Blood culture tests will help in identifying the bacteria that is causing the infection. Depending on the organism, the doctor will prescribe the best antibiotic treatment for you.
In addition to a blood culture test, your doctor may request the following:
- Echocardiogram. A test that uses sound waves to produce an image of your heart, which can help check for signs of infection.
- Electrocardiogram (ECG). This scan can detect irregularities in your heart’s electrical activity, confirming possible damage to the heart valve.
- Chest x-ray. This is used to check if the infection has spread to your lungs, and whether your heart has become enlarged due to infection.

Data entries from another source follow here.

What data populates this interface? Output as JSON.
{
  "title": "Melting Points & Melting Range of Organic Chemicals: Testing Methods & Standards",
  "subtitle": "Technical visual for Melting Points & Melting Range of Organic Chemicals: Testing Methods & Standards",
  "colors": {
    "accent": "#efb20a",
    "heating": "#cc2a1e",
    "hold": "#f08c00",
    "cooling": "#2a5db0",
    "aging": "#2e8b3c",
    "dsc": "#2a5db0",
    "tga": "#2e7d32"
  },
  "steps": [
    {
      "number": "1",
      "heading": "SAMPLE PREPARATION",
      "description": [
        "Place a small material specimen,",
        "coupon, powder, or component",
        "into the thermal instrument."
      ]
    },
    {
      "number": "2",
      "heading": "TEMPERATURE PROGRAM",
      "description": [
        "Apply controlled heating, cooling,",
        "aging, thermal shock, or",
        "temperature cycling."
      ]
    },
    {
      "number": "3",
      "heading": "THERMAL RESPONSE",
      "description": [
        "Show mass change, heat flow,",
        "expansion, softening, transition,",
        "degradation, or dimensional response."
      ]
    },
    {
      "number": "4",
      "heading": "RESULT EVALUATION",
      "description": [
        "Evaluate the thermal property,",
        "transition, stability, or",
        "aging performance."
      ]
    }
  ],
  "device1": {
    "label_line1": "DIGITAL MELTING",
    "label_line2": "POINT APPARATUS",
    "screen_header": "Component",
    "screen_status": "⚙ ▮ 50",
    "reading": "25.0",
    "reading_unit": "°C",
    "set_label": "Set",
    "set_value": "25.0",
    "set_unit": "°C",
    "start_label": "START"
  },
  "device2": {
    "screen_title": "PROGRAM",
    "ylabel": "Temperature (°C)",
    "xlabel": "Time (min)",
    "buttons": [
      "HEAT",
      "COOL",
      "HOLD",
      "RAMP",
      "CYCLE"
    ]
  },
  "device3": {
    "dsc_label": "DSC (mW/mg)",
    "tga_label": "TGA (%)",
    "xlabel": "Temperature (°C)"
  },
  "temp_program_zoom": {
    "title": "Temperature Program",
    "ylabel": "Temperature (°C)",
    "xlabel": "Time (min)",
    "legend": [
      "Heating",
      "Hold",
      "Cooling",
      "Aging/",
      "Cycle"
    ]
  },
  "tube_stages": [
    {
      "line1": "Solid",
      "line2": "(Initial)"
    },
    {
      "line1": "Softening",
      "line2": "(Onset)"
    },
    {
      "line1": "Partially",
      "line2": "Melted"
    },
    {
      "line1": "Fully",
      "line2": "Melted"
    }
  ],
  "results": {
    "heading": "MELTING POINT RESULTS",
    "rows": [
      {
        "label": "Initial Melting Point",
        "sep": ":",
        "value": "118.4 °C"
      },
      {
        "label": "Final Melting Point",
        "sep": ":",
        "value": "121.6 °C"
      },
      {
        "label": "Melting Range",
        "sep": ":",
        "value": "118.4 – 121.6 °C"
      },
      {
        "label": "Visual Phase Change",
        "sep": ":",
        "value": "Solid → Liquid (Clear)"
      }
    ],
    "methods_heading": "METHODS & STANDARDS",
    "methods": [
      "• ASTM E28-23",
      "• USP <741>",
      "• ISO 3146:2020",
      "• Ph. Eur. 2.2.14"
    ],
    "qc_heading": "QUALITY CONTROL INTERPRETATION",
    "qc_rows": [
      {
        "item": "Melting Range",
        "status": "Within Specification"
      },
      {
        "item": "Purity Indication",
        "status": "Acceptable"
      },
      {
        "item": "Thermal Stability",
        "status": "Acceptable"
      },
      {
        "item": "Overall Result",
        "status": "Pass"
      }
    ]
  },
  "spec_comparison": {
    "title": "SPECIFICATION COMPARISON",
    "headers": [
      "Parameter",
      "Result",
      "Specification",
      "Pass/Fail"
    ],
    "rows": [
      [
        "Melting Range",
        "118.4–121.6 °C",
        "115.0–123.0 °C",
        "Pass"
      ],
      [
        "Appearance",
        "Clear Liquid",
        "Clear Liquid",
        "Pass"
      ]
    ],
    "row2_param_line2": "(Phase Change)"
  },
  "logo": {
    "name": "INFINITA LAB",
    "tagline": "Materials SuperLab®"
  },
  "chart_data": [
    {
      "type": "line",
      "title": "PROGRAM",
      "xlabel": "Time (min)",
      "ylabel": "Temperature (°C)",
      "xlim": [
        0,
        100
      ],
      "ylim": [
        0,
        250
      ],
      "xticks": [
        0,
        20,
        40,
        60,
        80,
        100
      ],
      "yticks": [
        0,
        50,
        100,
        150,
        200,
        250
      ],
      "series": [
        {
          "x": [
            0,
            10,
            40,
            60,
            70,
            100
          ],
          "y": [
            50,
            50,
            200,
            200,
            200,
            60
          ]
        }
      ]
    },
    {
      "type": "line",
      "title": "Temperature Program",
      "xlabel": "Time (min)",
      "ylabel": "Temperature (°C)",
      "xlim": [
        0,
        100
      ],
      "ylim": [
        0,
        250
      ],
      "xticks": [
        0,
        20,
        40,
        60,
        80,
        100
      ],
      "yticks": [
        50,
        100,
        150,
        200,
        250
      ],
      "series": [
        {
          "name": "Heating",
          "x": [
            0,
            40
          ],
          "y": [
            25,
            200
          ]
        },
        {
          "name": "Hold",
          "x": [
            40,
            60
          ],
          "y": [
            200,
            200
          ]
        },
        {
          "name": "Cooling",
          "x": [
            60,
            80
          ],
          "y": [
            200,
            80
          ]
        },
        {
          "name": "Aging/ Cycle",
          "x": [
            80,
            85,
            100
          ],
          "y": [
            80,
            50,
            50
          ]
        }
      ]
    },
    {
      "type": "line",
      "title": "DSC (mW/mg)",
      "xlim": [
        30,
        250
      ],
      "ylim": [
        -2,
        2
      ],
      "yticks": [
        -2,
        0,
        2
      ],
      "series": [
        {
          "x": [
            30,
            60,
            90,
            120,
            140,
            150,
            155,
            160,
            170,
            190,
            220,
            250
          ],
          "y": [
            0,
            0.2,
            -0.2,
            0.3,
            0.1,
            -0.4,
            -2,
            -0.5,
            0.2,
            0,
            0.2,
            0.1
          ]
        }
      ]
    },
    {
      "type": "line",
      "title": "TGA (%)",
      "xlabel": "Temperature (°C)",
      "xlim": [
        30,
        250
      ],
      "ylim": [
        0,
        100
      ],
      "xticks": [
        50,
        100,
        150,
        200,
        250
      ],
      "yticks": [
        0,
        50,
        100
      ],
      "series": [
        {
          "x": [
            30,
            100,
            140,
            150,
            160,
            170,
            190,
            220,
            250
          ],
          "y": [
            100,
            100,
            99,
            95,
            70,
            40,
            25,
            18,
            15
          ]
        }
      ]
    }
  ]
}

- CT (computerized tomography) scan or MRI (magnetic resonance imaging). For more serious infections, an MRI or CT scan may be required to check whether it has spread to other vital parts of the body like your brain.
Typically, the ill patient will spend a few days to a week in the hospital to receive IV antibiotics. He will be placed under medical supervision to ensure that he responds positively to the treatment. Antibiotic therapy can later be continued at home for another couple of weeks.
How can you lower your risk of endocarditis?
As endocarditis is caused by bacteria, fungi, or microorganisms, you can follow a few preventive measures to minimize your risk of developing an infection that can cause endocarditis:
- Maintain good dental health by regularly going to your dentist, and brushing and flossing regularly.
- Avoid getting tattoos and body piercings, which can lead to skin infections.
- Immediately clean wounds and take care of open sores.
If you notice symptoms that may point to endocarditis, consult your doctor immediately.